PHILADELPHIA—The court gallery at abortionist Kermit Gosnell’s murder trial was back to pre-Kirsten Powers days yesterday. After a spillover crowd on Monday for closing arguments by the defense and prosecution, only the usual media suspects dotted gap-toothed benches to watch Judge Jeffrey Minehart give formal instructions to the jury, prompting from him a self-deprecating remark about his popularity.
In contrast to the histrionics of Gosnell’s attorney, Jack McMahon, and the prosecutor, Assistant District Attorney Ed Cameron, there was little entertainment value in the avuncular guidance of the man who for two months had masterfully kept order with laconic “sustained” and “overruled” decrees. Now “you’re the fact finder,” Minehart told the seven women and five men who will decide the fate of a man accused of first-degree murder in the deaths of four babies, and third-degree murder of a Virginia woman, allegedly by drug overdose. The jury was told they may consult the judge during deliberations on matters of law, but not of fact.
The instructions were what you might expect: mostly “common sense.” In fact, Minehart used that phrase several times. The jury was told to be “fair and conscientious”; to remember the “presumption of innocence”; to bear in mind that “the Commonwealth [of Pennsylvania] has the burden of proof”; to wisely evaluate the credibility of each witness; to not be prejudiced, nor to decide on the basis of which lawyer they liked better; to not think about the fact that Gosnell didn’t take the stand in his own defense (which struck me as akin to the comical prohibition: “Do not think about pink elephants.”)

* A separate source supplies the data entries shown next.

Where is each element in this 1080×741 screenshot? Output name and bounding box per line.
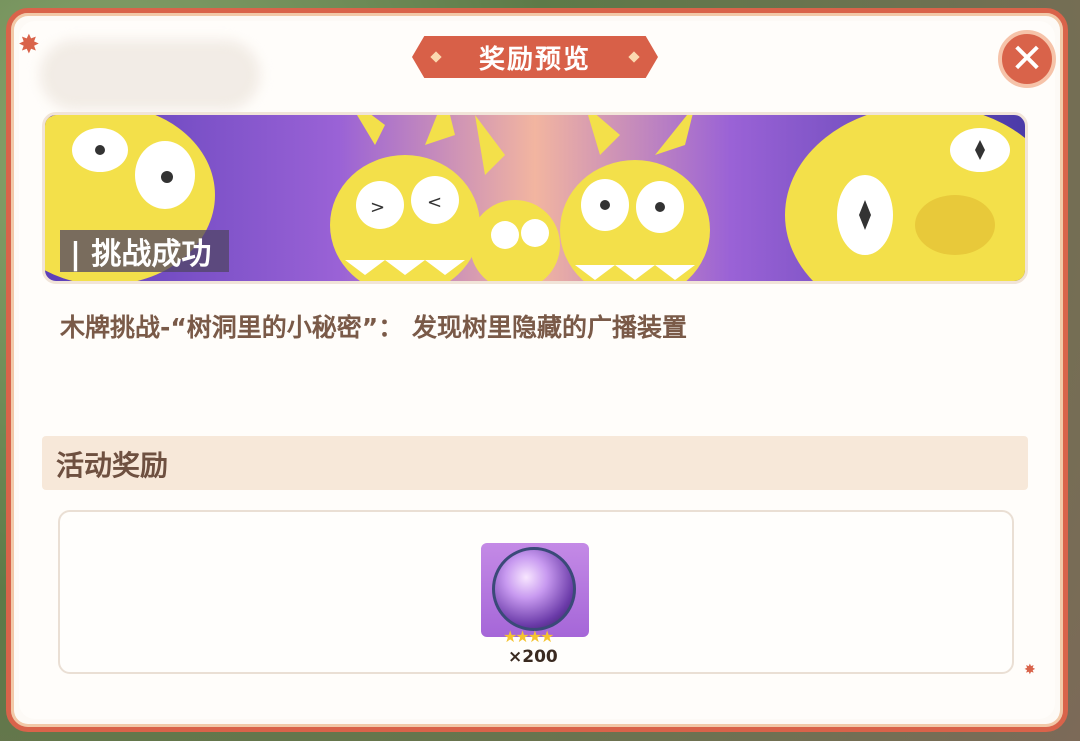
- rarity-stars: ★★★★: [503, 627, 554, 646]
- bunny-face-right: [785, 115, 1025, 281]
- reward-quantity: ×200: [508, 647, 558, 667]
- challenge-description: 木牌挑战-“树洞里的小秘密”： 发现树里隐藏的广播装置: [60, 313, 687, 342]
- purple-crystal-orb-icon: [492, 547, 576, 631]
- rewards-section-title: 活动奖励: [56, 449, 169, 482]
- svg-text:>: >: [370, 197, 385, 218]
- rewards-section-header: 活动奖励: [42, 436, 1028, 490]
- maple-leaf-icon: ✸: [18, 30, 40, 60]
- blurred-decoration: [40, 40, 260, 110]
- maple-leaf-icon: ✸: [1024, 662, 1036, 678]
- bunny-face-center-left: > <: [330, 115, 480, 281]
- bunny-face-small: [470, 115, 560, 281]
- bunny-face-center-right: [560, 115, 710, 281]
- challenge-success-tag: | 挑战成功: [60, 230, 230, 272]
- close-button[interactable]: ✕: [998, 30, 1056, 88]
- svg-text:<: <: [427, 192, 442, 213]
- close-icon: ✕: [1010, 36, 1044, 82]
- dialog-title: 奖励预览: [412, 36, 658, 78]
- reward-item[interactable]: ★★★★: [481, 543, 589, 646]
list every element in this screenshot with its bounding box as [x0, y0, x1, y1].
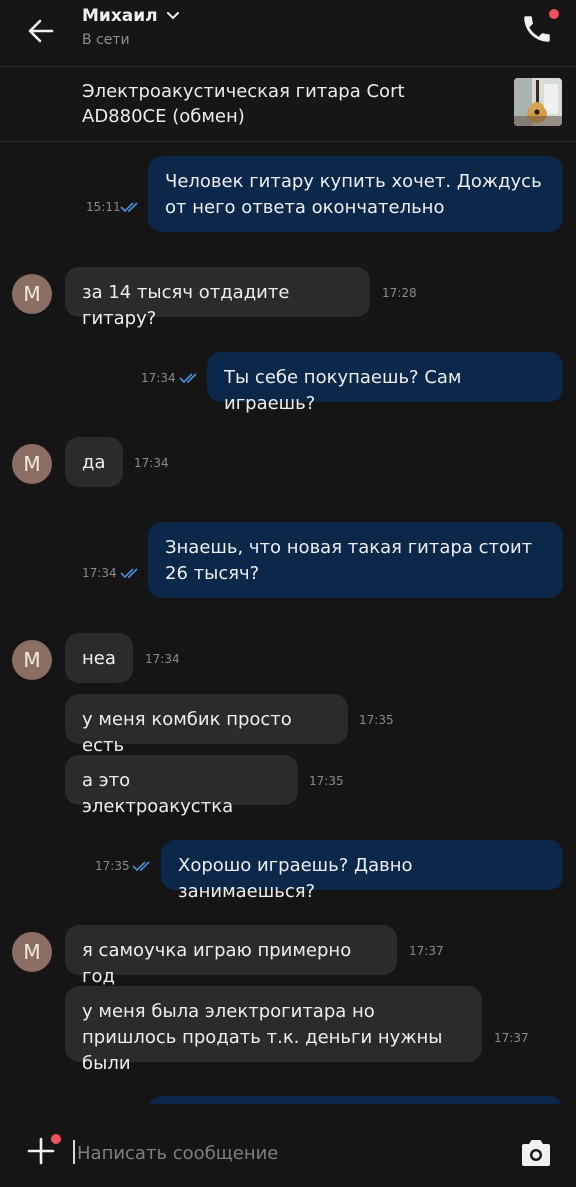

That old bugbear “reasonable doubt” was addressed again, a day after the defense and prosecution had each tried to bend the concept to do their bidding. Judge Minehart dispensed his peremptory view, invoking the similes of buying a car and getting engaged: You gather the facts and make the best-informed decision you can. You glean from the presented arguments and witnesses what a reasonable person would, he explained, adding, “This does not mean mathematical certainty.”
A couple of things interested me in what the judge deemed important enough to tell a jury as he sent them off to decide the guilt of a man and a woman (co-defendant Eileen O’Neill), and whether Kermit Gosnell should live or die. One is that this is no “science,” and Minehart said as much. When all is said and done, only God knows the perfect truth. (I say that, not Minehart.)
The other is that, although the jury was exhorted against letting prejudice get in the way of judgment, they were not exhorted against letting their humanity get in the way of judgment. That is to say, at no time were they urged to be Mister Spock-like. Minehart encouraged the full engagement of their human powers, not a conscious disassociation from them. Their task would involve observation, evaluation, discernment, common sense, experience, and a lifetime’s worth of rubbing shoulders with people. At one point, addressing the conspiracy charges, Minehart said, “You must be convinced that there was a conspiracy, that [Gosnell] shared the specific intent to kill.” What depths of ineffable human reckoning are summarized in the two-syllable word “convinced”!
Likewise, Minehart educated the jury on the legal definition of “malice,” explaining it circumscribes three mental states: intent to kill, or intent to inflict serious harm, or wanton and reckless disregard for high risk. First-degree murder, Minehart said, must be a finding that Gosnell’s killing was “willful, deliberate, and premeditated.”
And so, at the end of a very long day, a very human jury will pass judgment on two human beings, after being influenced for weeks by quite human lawyers, with the proceedings being brought to you daily by human reporters representing human and flawed media organs, to be read and interpreted by human readers, each with their own baggage. Out of it all, we pray, may the Lord bring glory to Himself, one way or another.